Selain itu pembuatan izin dinilai cukup rumit sehingga petani menjadi enggan untuk mengurusnya. Rata-rata ukuran petak KJA yang dimiliki petani sudah sesuai
dengan kriteria yang ditentukan yaitu 7x7 m, namun masih banyak kepemilikan KJA yang melebihi batas maksimum 20 petak. Banyak terdapat petani ikan yang
membuat KJA bukan dengan bahan dan material yang disyaratkan bahkan beberapa
KJA yang tidak layak dan sudah rusak hanya dibiarkan ‘mangkrak’ di tengah- tengah waduk sehingga mengganggu KJA yang lain. Masalah-masalah yang terjadi
tersebut dikarenakan kurangnya sosialisasi kepada pada stakeholder, khususnya para petani KJA. Selain itu minimnya pengawasan dan pemberian sanksi bagi
pelanggar juga memicu berbagai pelanggaran yang terjadi.
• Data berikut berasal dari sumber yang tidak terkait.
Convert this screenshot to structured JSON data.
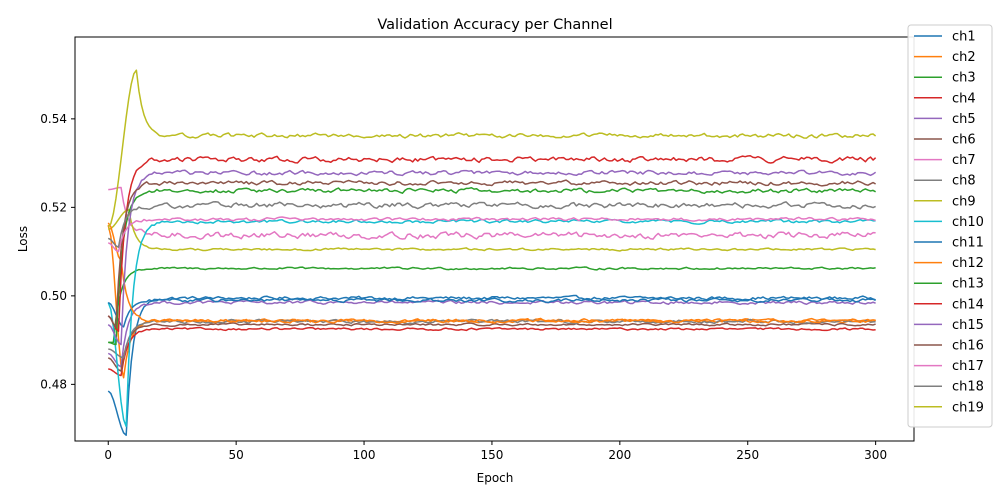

Peraturan mengenai pengembangan dan pemanfaatan Waduk Cirata secara khusus diatur dalam Keputusan Gubernur Jawa Barat Nomor 41 Tahun 2002
tentang Pengembangan Pemanfaatan Perairan Umum, Lahan Pertanian Umum, Lahan Pertanian dan Kawasan Waduk Cirata. Peraturan ini dikeluarkan oleh
Gubernur dalam menyelenggarakan kewenangan Pemerintah Daerah. Sesuai dengan Waduk Cirata yang wilayah administratifnya berada pada lintas kabupaten,
maka peraturan yang mengatur adalah peraturan dengan skala regional provinsi. Dalam peraturan ini dibahas mengenai pengembangan pemanfaatan Waduk Cirata,
termasuk budidaya perikanan KJA di dalamnya. Beberapa hal yang diatur dalam peraturan ini adalah jenis kegiatan yang dapat dilakukan di perairan umum waduk,
persyaratan pemanfaatan waduk ukuran petak KJA, jumlah KJA maksimum, penempatan KJA, kepemilikan KJA, perizinan KJA, dan pengolahan limbah bekas
konstruksi KJA. Kondisi yang terjadi di lapangan, ukuran KJA rata-rata sudah sesuai dengan aturan namun jumlah KJA sudah sangat berlebih, sangat jauh
melebihi batas maksimum. Pemilik KJA banyak yang bukan berasal dari masyarakat sekitar waduk dan tidak memiliki izin budidaya ikan. Selain itu banyak
terjadi pelanggaraan lokasi pembudidayaan yang telah diatur, limbah konstruksi KJA banyak yang dibiarkan di tengah danau karena tidak memiliki biaya untuk
mengangkut ke darat ataupun ke pinggir. Masalah-masalah tersebut terjadi karena kurangnya sosialisasi, pengawasan, dan penegakan sanksi oleh pihak terkait.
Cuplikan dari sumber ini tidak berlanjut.